Ruth Rendell ne m'a jamais déçue. Même si j'ai une préférence pour certains de ses titres, j'entame chacun de ses romans avec la quasi certitude que j'y retrouverai son efficacité, son écriture fluide et élégante, et surtout cet intérêt qu'elle sait nous faire partager pour la psychologie de ses personnages.
Dans "Un enfant pour une autre", ce n'est pas une fois de plus l'intrigue policière qui nous maintient en haleine. Les ressorts en sont même plutôt grossiers, en tous cas rebattus... : par le truchement de deux histoires que nous suivons en parallèle, l'auteure évoque le kidnapping d'un enfant en vue de compenser la perte d'un autre.
Benet, jeune écrivaine et jeune maman d'un petit James, reçoit sa mère Mopsa pour quelques jours. Les rapports entre les deux femmes n'ont jamais été au beau fixe. Mopsa est psychologiquement instable, et sa fille a beaucoup souffert, enfant, de la négligence et des accès de démence maternels. Mais Benet est décidée à faire bonne figure et à se montrer magnanime, c'est aussi l'occasion pour son fils de deux ans de faire connaissance avec cette grand-mère qu'il n'a pas encore rencontrée. En effet, les parents de l'auteure vivent en Espagne depuis quelques années, et ont accueilli avec froideur la naissance de ce fils que Benet élève, selon son choix, seule. La visite de Mopsa est rapidement source de complications : James, malade, doit séjourner à l'hôpital, et Benet se retrouve prise entre deux feux, devant gérer à la fois l’inquiétude que suscite l'état de son fils et les angoisses de sa mère qui refuse de rester seule pendant qu'elle veille sur son fils.
Carol aussi est mère célibataire. Elle a laissé la charge, par commodité, de ses deux aînés aux services sociaux, et s'occupe tant bien que mal de Jason, son petit dernier. Le garçonnet transite d'un foyer à l'autre, gardé par des amies de sa mère ou par sa grand-mère, pendant que Carol enchaîne les petits boulots, et prend du bon temps en compagnie de Barry, son dernier petit ami en date, qui s'est installé avec elle.
Barry est plus jeune qu'elle, il a un peu plus de vingt ans. Ce jeune homme gentil mais effacé, est tiraillé entre l'amour éperdu qu'il éprouve pour Carol, et sa conscience, qui parfois lui souffle que cette dernière n'est sans doute pas une mère très attentive ou affectueuse.

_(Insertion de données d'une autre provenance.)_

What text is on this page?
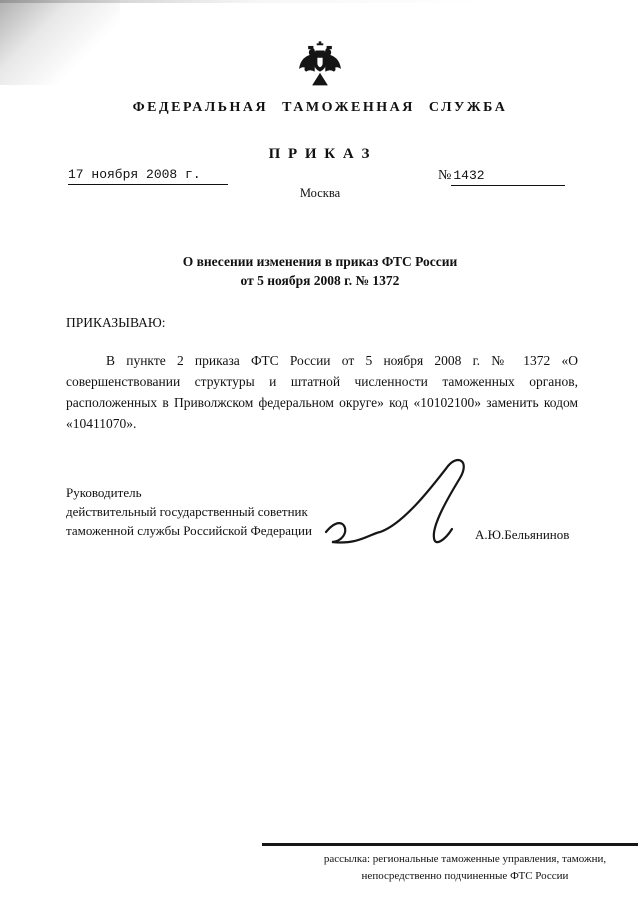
ФЕДЕРАЛЬНАЯ ТАМОЖЕННАЯ СЛУЖБА
П Р И К А З
17 ноября 2008 г.	№ 1432
Москва
О внесении изменения в приказ ФТС России
от 5 ноября 2008 г. № 1372
ПРИКАЗЫВАЮ:
В пункте 2 приказа ФТС России от 5 ноября 2008 г. № 1372 «О совершенствовании структуры и штатной численности таможенных органов, расположенных в Приволжском федеральном округе» код «10102100» заменить кодом «10411070».
Руководитель
действительный государственный советник
таможенной службы Российской Федерации	А.Ю.Бельянинов
рассылка: региональные таможенные управления, таможни,
непосредственно подчиненные ФТС России
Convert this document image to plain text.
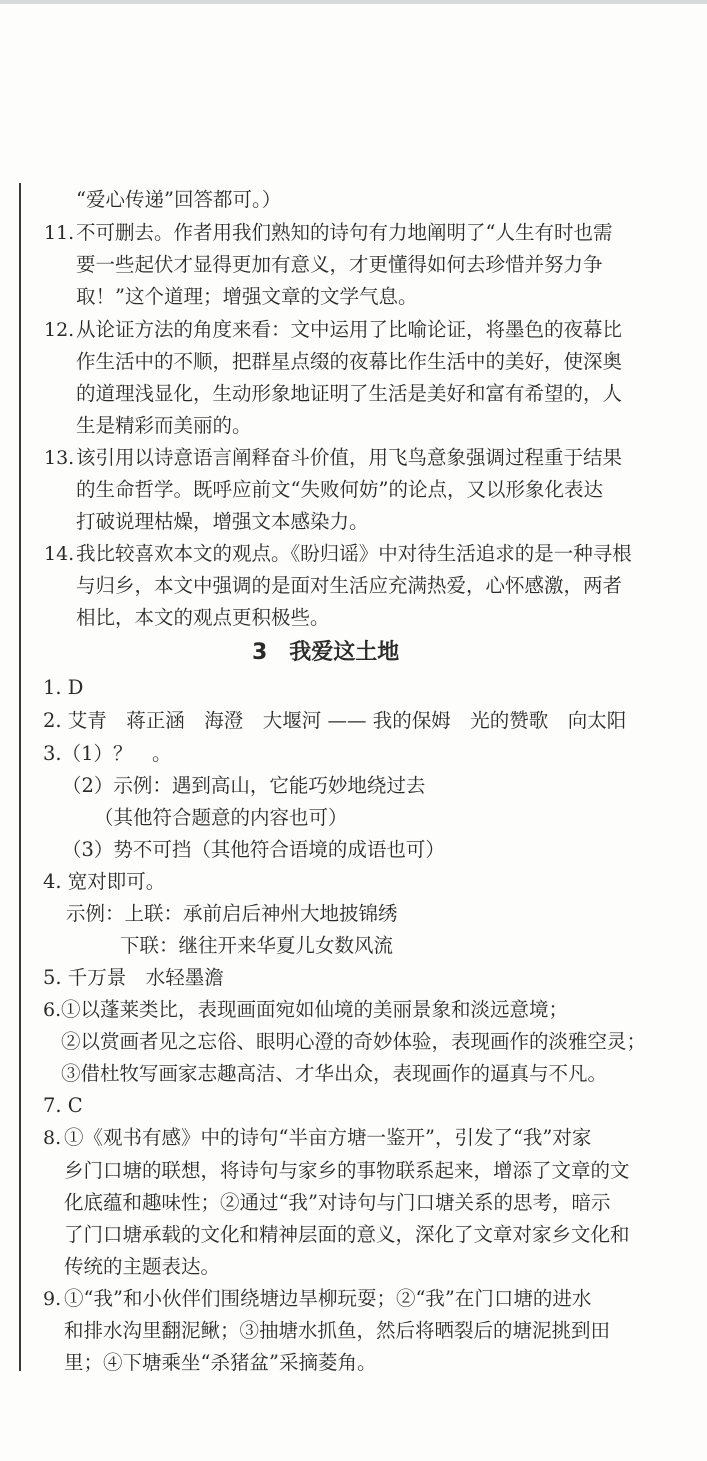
“爱心传递”回答都可。）
11. 不可删去。作者用我们熟知的诗句有力地阐明了“人生有时也需
要一些起伏才显得更加有意义，才更懂得如何去珍惜并努力争
取！”这个道理；增强文章的文学气息。
12. 从论证方法的角度来看：文中运用了比喻论证，将墨色的夜幕比
作生活中的不顺，把群星点缀的夜幕比作生活中的美好，使深奥
的道理浅显化，生动形象地证明了生活是美好和富有希望的，人
生是精彩而美丽的。
13. 该引用以诗意语言阐释奋斗价值，用飞鸟意象强调过程重于结果
的生命哲学。既呼应前文“失败何妨”的论点，又以形象化表达
打破说理枯燥，增强文本感染力。
14. 我比较喜欢本文的观点。《盼归谣》中对待生活追求的是一种寻根
与归乡，本文中强调的是面对生活应充满热爱，心怀感激，两者
相比，本文的观点更积极些。
3　我爱这土地
1. D
2. 艾青　蒋正涵　海澄　大堰河 —— 我的保姆　光的赞歌　向太阳
3.（1）？　。
（2）示例：遇到高山，它能巧妙地绕过去
（其他符合题意的内容也可）
（3）势不可挡（其他符合语境的成语也可）
4. 宽对即可。
示例：上联：承前启后神州大地披锦绣
下联：继往开来华夏儿女数风流
5. 千万景　水轻墨澹
6. ①以蓬莱类比，表现画面宛如仙境的美丽景象和淡远意境；
②以赏画者见之忘俗、眼明心澄的奇妙体验，表现画作的淡雅空灵；
③借杜牧写画家志趣高洁、才华出众，表现画作的逼真与不凡。
7. C
8. ①《观书有感》中的诗句“半亩方塘一鉴开”，引发了“我”对家
乡门口塘的联想，将诗句与家乡的事物联系起来，增添了文章的文
化底蕴和趣味性；②通过“我”对诗句与门口塘关系的思考，暗示
了门口塘承载的文化和精神层面的意义，深化了文章对家乡文化和
传统的主题表达。
9. ①“我”和小伙伴们围绕塘边旱柳玩耍；②“我”在门口塘的进水
和排水沟里翻泥鳅；③抽塘水抓鱼，然后将晒裂后的塘泥挑到田
里；④下塘乘坐“杀猪盆”采摘菱角。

Mais il finit toujours, lâchement, par lui trouver toutes les excuses du monde...
L'intrigue est bâtie autour de la spirale formée par les pensées, les émotions dans lesquels s'enferment les personnages. Chacun apporte au chassé-croisé qu'orchestre Ruth Rendell le poids de ses préoccupations, de ses doutes, apportant ainsi, pierre après pierre, sa contribution à la trame équilibrée du récit.

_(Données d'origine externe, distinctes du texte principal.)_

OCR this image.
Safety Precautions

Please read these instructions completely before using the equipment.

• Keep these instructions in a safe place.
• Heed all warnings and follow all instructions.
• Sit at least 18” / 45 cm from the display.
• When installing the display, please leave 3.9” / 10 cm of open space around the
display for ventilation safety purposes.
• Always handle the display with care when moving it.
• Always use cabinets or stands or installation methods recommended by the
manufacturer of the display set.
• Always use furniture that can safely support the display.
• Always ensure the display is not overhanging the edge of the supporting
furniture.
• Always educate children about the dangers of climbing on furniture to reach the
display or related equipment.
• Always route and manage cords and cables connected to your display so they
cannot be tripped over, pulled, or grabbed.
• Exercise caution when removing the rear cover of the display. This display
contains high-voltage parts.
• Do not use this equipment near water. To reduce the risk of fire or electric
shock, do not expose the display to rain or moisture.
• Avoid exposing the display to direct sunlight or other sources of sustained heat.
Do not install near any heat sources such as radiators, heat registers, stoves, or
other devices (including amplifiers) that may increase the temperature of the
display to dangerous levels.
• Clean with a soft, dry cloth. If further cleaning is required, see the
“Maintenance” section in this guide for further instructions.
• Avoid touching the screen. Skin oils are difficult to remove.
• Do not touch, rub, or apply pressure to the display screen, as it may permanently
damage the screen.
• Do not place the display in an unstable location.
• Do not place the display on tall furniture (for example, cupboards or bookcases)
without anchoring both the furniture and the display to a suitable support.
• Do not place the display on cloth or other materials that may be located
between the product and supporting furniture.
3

Comme dans "L'analphabète", l'auteure se penche avec ce titre sur les symptômes traduisant les limites d'une société à deux vitesses, et les inégalités liées à la fracture sociale et économique (le roman date de 1984, et se déroule en Angleterre). Là aussi, elle insiste sur ce qui semble selon elle constituer l'un des principaux fléaux qui sévit dans les milieux défavorisés : le misère culturelle, à laquelle serait liée une forme de pauvreté intellectuelle, et une dévalorisation de soi que l'on camoufle sous un vernis de certitudes faciles et d'assurance bornée.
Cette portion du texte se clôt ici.